Multi-photon interference in the spectral domain by direct heralding of superposition states

TL;DR

This paper demonstrates multi-photon interference in the spectral domain using a single silicon waveguide, where frequency correlations produce superposition states across channels, simplifying quantum photonic state control.

Contribution

It introduces a method to observe multi-photon interference via spectral correlations without requiring a large unitary interferometer, simplifying quantum photonic state manipulation.

Findings

Interference observed in four-photon events from a single silicon waveguide.

Frequency correlations enable superposition states across multiple channels.
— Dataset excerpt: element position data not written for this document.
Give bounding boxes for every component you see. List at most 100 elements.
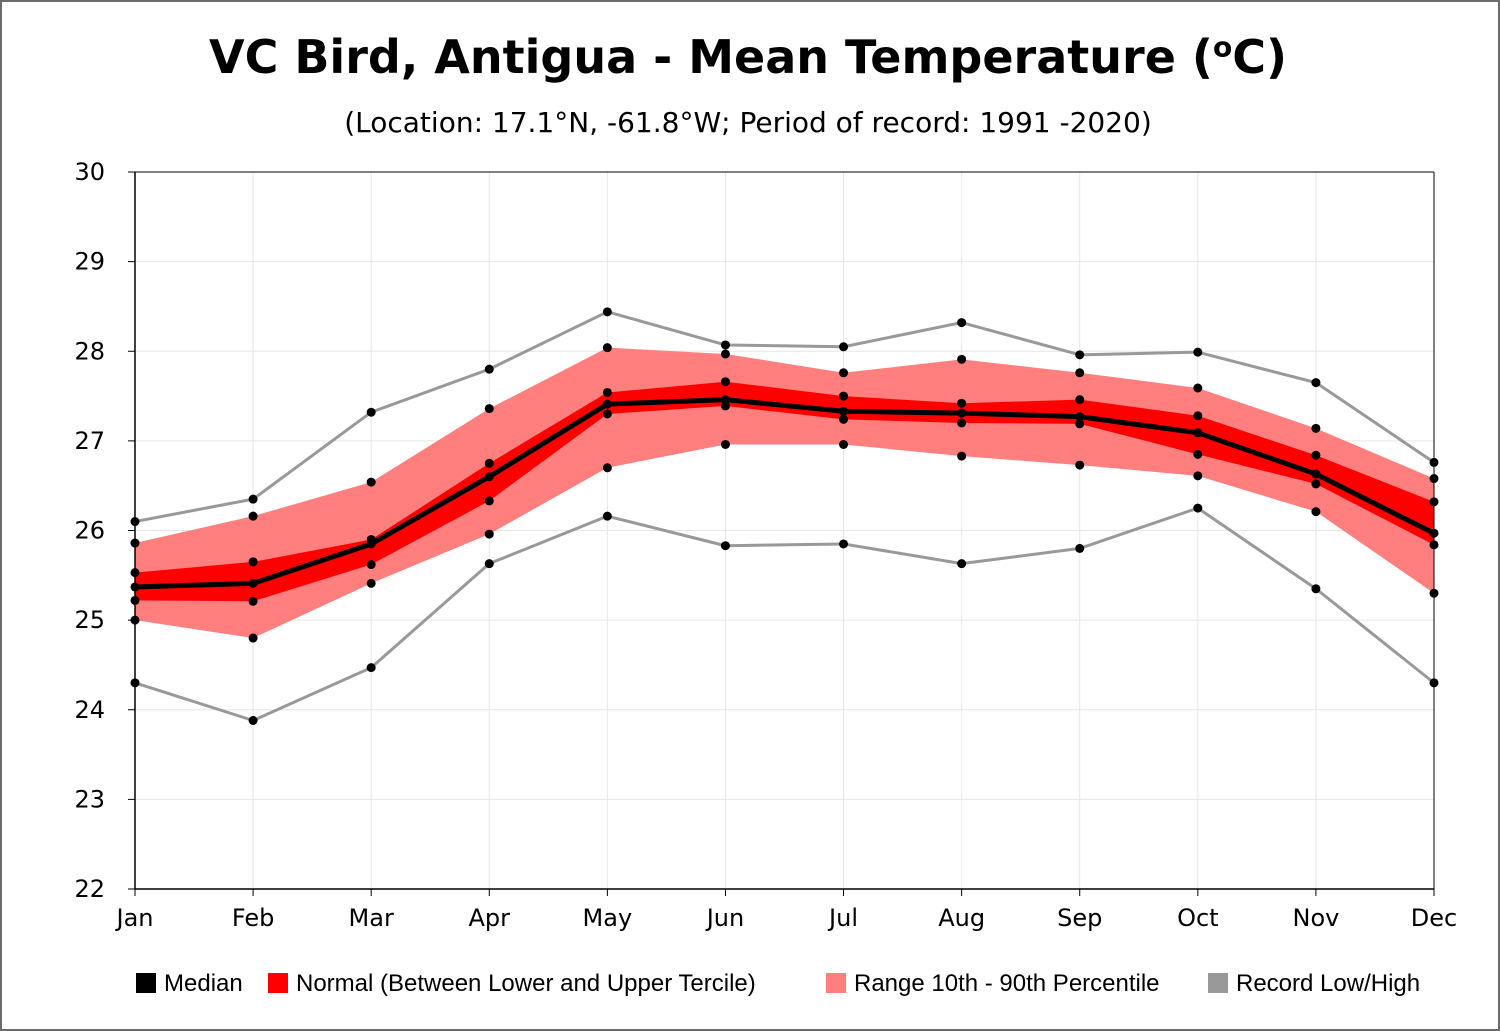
- median-point-feb: [248, 578, 258, 588]
- x-tick-label-may: May: [583, 904, 633, 932]
- x-tick-label-dec: Dec: [1411, 904, 1457, 932]
- legend-swatch-2: [826, 973, 846, 993]
- upper-tercile-point-sep: [1075, 395, 1085, 405]
- record-high-point-aug: [957, 318, 967, 328]
- record-high-point-sep: [1075, 350, 1085, 360]
- legend-swatch-3: [1208, 973, 1228, 993]
- p90-point-oct: [1193, 383, 1203, 393]
- lower-tercile-point-aug: [957, 418, 967, 428]
- median-point-nov: [1311, 469, 1321, 479]
- median-point-apr: [484, 472, 494, 482]
- y-tick-label-23: 23: [74, 785, 105, 813]
- record-low-point-sep: [1075, 543, 1085, 553]
- title-degree-sup: o: [1212, 30, 1233, 64]
- lower-tercile-point-mar: [366, 560, 376, 570]
- x-tick-label-jun: Jun: [705, 904, 745, 932]
- legend-label-0: Median: [164, 970, 243, 997]
- y-tick-label-30: 30: [74, 158, 105, 186]
- record-low-point-may: [602, 511, 612, 521]
- y-tick-label-27: 27: [74, 427, 105, 455]
- record-low-point-mar: [366, 663, 376, 673]
- x-tick-label-nov: Nov: [1292, 904, 1339, 932]
- x-tick-label-jan: Jan: [115, 904, 154, 932]
- y-tick-label-28: 28: [74, 337, 105, 365]
- x-tick-label-jul: Jul: [827, 904, 858, 932]
- record-high-line: [134, 310, 1435, 524]
- lower-tercile-point-nov: [1311, 479, 1321, 489]
- p90-point-jul: [839, 368, 849, 378]
- upper-tercile-point-jun: [720, 377, 730, 387]
- record-low-point-apr: [484, 559, 494, 569]
- x-tick-label-sep: Sep: [1057, 904, 1102, 932]
- p10-point-jun: [720, 439, 730, 449]
- p10-point-jul: [839, 439, 849, 449]
- lower-tercile-point-oct: [1193, 449, 1203, 459]
- p10-point-feb: [248, 633, 258, 643]
- median-point-mar: [366, 539, 376, 549]
- median-point-jul: [839, 406, 849, 416]
- median-point-oct: [1193, 428, 1203, 438]
- upper-tercile-point-apr: [484, 458, 494, 468]
- p10-point-sep: [1075, 460, 1085, 470]
- record-high-point-jul: [839, 342, 849, 352]
- upper-tercile-point-feb: [248, 557, 258, 567]
- legend-label-1: Normal (Between Lower and Upper Tercile): [296, 970, 756, 997]
- y-tick-label-24: 24: [74, 696, 105, 724]
- lower-tercile-point-jul: [839, 414, 849, 424]
- lower-tercile-point-jun: [720, 401, 730, 411]
- x-tick-label-mar: Mar: [349, 904, 394, 932]
- upper-tercile-point-aug: [957, 398, 967, 408]
- p10-point-nov: [1311, 507, 1321, 517]
- title-main: VC Bird, Antigua - Mean Temperature (: [209, 30, 1213, 84]
- p10-point-apr: [484, 529, 494, 539]
- chart-subtitle: (Location: 17.1°N, -61.8°W; Period of re…: [344, 106, 1152, 139]
- p10-point-aug: [957, 451, 967, 461]
- y-tick-label-29: 29: [74, 248, 105, 276]
- record-high-point-nov: [1311, 378, 1321, 388]
- y-tick-label-26: 26: [74, 517, 105, 545]
- upper-tercile-point-nov: [1311, 450, 1321, 460]
- upper-tercile-point-may: [602, 387, 612, 397]
- chart-title: VC Bird, Antigua - Mean Temperature (oC): [0, 30, 1496, 84]
- record-high-point-oct: [1193, 347, 1203, 357]
- p90-point-nov: [1311, 423, 1321, 433]
- record-low-point-jun: [720, 541, 730, 551]
- record-high-point-may: [602, 307, 612, 317]
- lower-tercile-point-may: [602, 409, 612, 419]
- y-tick-label-22: 22: [74, 875, 105, 903]
- record-low-point-oct: [1193, 503, 1203, 513]
- lower-tercile-point-sep: [1075, 419, 1085, 429]
- p10-point-may: [602, 463, 612, 473]
- legend-label-3: Record Low/High: [1236, 970, 1420, 997]
- median-point-may: [602, 399, 612, 409]
- record-high-point-mar: [366, 407, 376, 417]
- legend-label-2: Range 10th - 90th Percentile: [854, 970, 1160, 997]
- legend-swatch-0: [136, 973, 156, 993]
- record-low-point-nov: [1311, 584, 1321, 594]
- record-low-point-aug: [957, 559, 967, 569]
- legend-swatch-1: [268, 973, 288, 993]
- record-high-point-feb: [248, 494, 258, 504]
- title-end: C): [1232, 30, 1287, 84]
- p90-point-mar: [366, 477, 376, 487]
- p90-point-aug: [957, 354, 967, 364]
- p90-point-feb: [248, 511, 258, 521]
- x-tick-label-apr: Apr: [469, 904, 511, 932]
- p90-point-sep: [1075, 368, 1085, 378]
- upper-tercile-point-oct: [1193, 411, 1203, 421]
- lower-tercile-point-apr: [484, 496, 494, 506]
- record-high-point-apr: [484, 364, 494, 374]
- p90-point-may: [602, 343, 612, 353]
- record-low-line: [134, 506, 1435, 723]
- p90-point-jun: [720, 349, 730, 359]
- x-tick-label-feb: Feb: [232, 904, 275, 932]
- record-low-point-jul: [839, 539, 849, 549]
- x-tick-label-aug: Aug: [938, 904, 985, 932]
- median-point-aug: [957, 408, 967, 418]
- median-point-jun: [720, 395, 730, 405]
- x-tick-label-oct: Oct: [1177, 904, 1219, 932]
- upper-tercile-point-jul: [839, 391, 849, 401]
- y-tick-label-25: 25: [74, 606, 105, 634]
- lower-tercile-point-feb: [248, 596, 258, 606]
Spectral engineering can replace complex interferometers in quantum photonics.

Abstract

Multi-photon interference is central to photonic quantum information processing and quantum simulation, usually requiring multiple sources of non-classical light followed by a unitary transformation on their modes. Here, we observe interference in the four-photon events generated by a single silicon waveguide, where the different modes are six frequency channels. Rather than requiring a unitary transformation, the frequency correlations of the source are configured such that photons are generated in superposition states across multiple channels, and interference effects can be seen without further manipulation. This suggests joint spectral engineering is a tool for controlling complex quantum photonic states without the difficulty of implementing a large unitary interferometer, which could have practical benefits in various applications of multi-photon interference.